Traditional public health cases and prevention cases, however, are distinguished
by their facts: prevention decisions
[44] are
concerned with dangerous behavior rather than with communicable disease.
[41] See In re Halko, 246 Cal.2d
553, 557-58, 54 Cal. Rptr. 661, 664 (1966); see also infra notes 57-70 and accompanying
text. This broad authority frees public health officials from the detailed "least
restrictive alternative"' analysis required in other situations where the public
good is less certain. See San Antonio Independent School Dist. v. Rodriquez,
411 U.S. 1, 51 (1973).
[42] See infra notes 71-74
and accompanying text.
[43] See infra notes 83-84
and accompanying text. Nothing prevents a state from providing the same due
process protections in its public health laws as it does for criminal cases.

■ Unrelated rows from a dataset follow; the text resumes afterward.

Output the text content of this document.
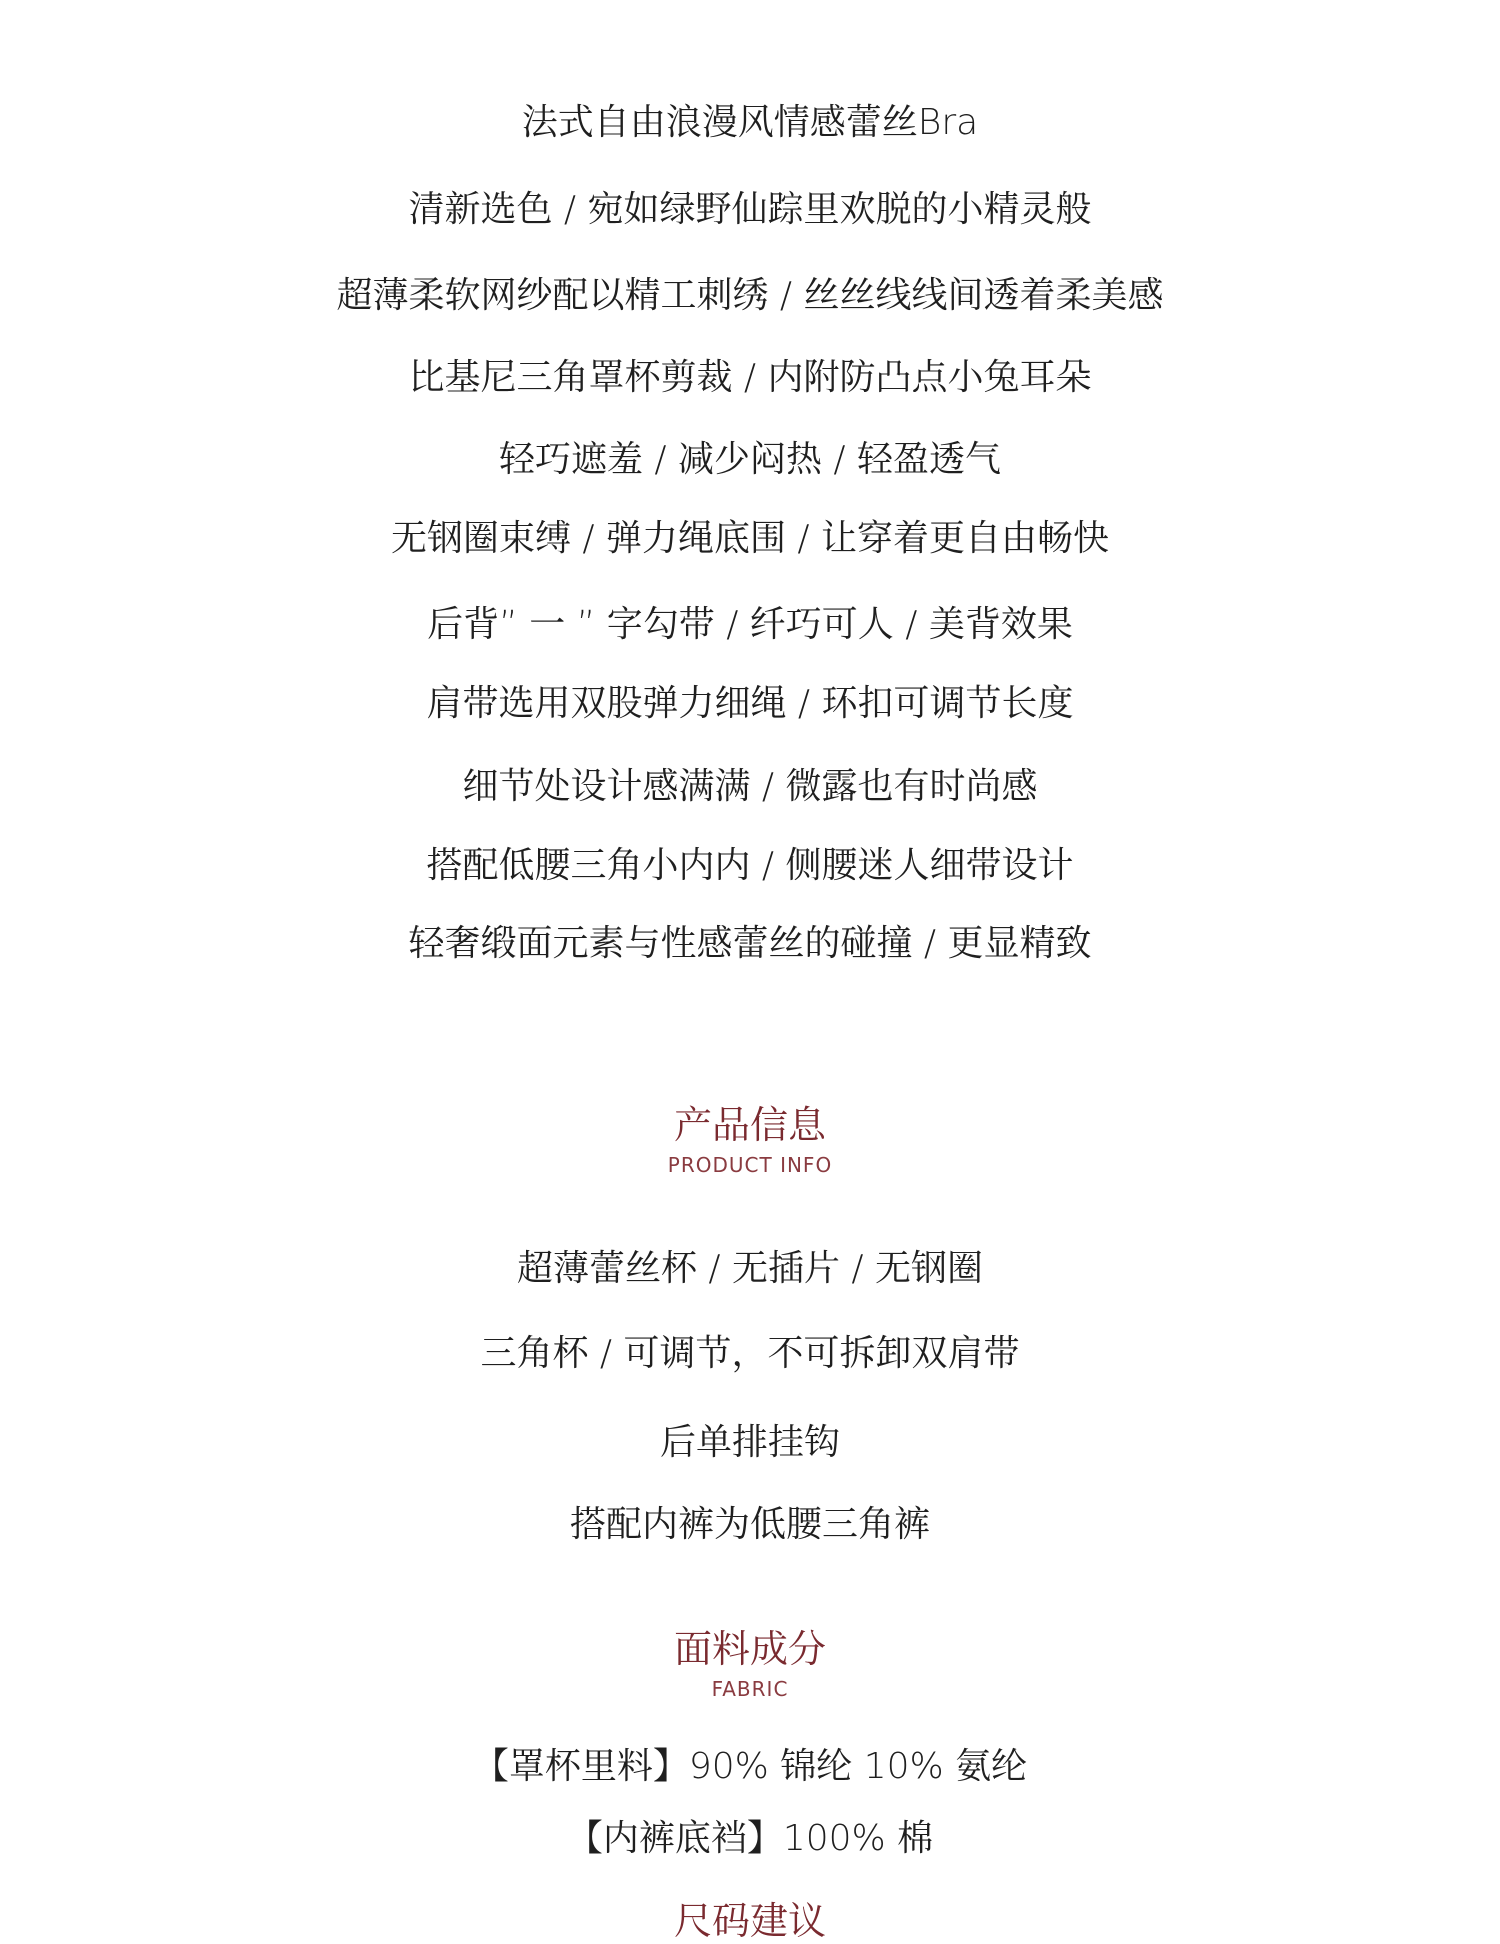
法式自由浪漫风情感蕾丝Bra
清新选色 / 宛如绿野仙踪里欢脱的小精灵般
超薄柔软网纱配以精工刺绣 / 丝丝线线间透着柔美感
比基尼三角罩杯剪裁 / 内附防凸点小兔耳朵
轻巧遮羞 / 减少闷热 / 轻盈透气
无钢圈束缚 / 弹力绳底围 / 让穿着更自由畅快
后背” 一 ” 字勾带 / 纤巧可人 / 美背效果
肩带选用双股弹力细绳 / 环扣可调节长度
细节处设计感满满 / 微露也有时尚感
搭配低腰三角小内内 / 侧腰迷人细带设计
轻奢缎面元素与性感蕾丝的碰撞 / 更显精致
产品信息
PRODUCT INFO
超薄蕾丝杯 / 无插片 / 无钢圈
三角杯 / 可调节，不可拆卸双肩带
后单排挂钩
搭配内裤为低腰三角裤
面料成分
FABRIC
【罩杯里料】90% 锦纶 10% 氨纶
【内裤底裆】100% 棉
尺码建议
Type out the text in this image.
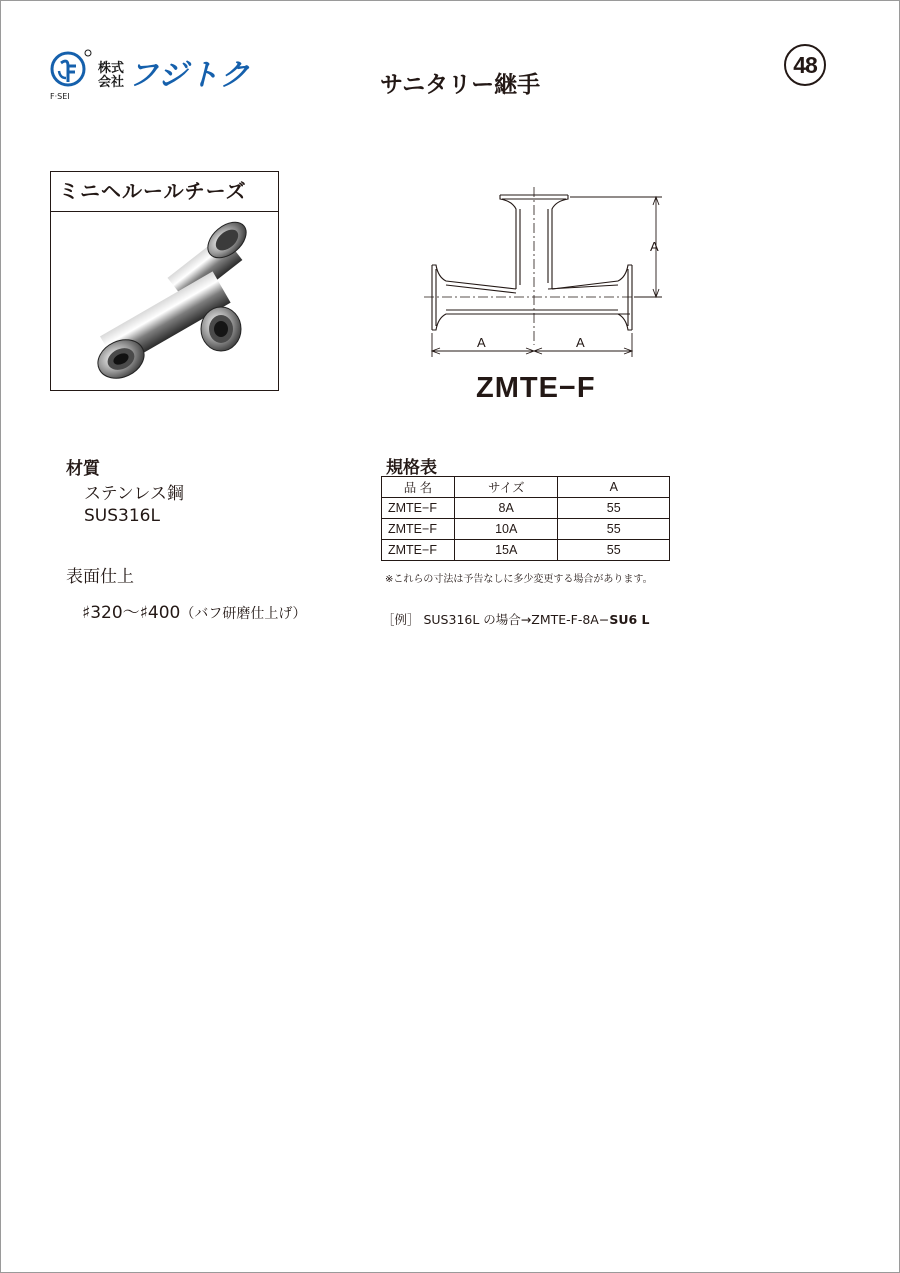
F·SEI
株式会社 フジトク	サニタリー継手
48
ミニヘルールチーズ
A
A	A
ZMTE−F
材質
ステンレス鋼
SUS316L
表面仕上
♯320〜♯400（バフ研磨仕上げ）
規格表
品 名	サイズ	A
ZMTE−F	8A	55
ZMTE−F	10A	55
ZMTE−F	15A	55
※これらの寸法は予告なしに多少変更する場合があります。
［例］ SUS316L の場合→ZMTE-F-8A−SU6 L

To do so, however, makes the public health laws unworkable. Criminal due process
would force the health officer to wait until it could be proven that a person
was intentionally spreading a communicable disease, but by that time, more people
would be infected by the carrier's actions.
[44] Jurisprudentially, prevention
cases are "lost cases."' Since they involve criminal conduct, they have been
pigeonholed as criminal law cases. Conversely, public health cases are seen
as civil rights cases and are considered in isolation from criminal law cases.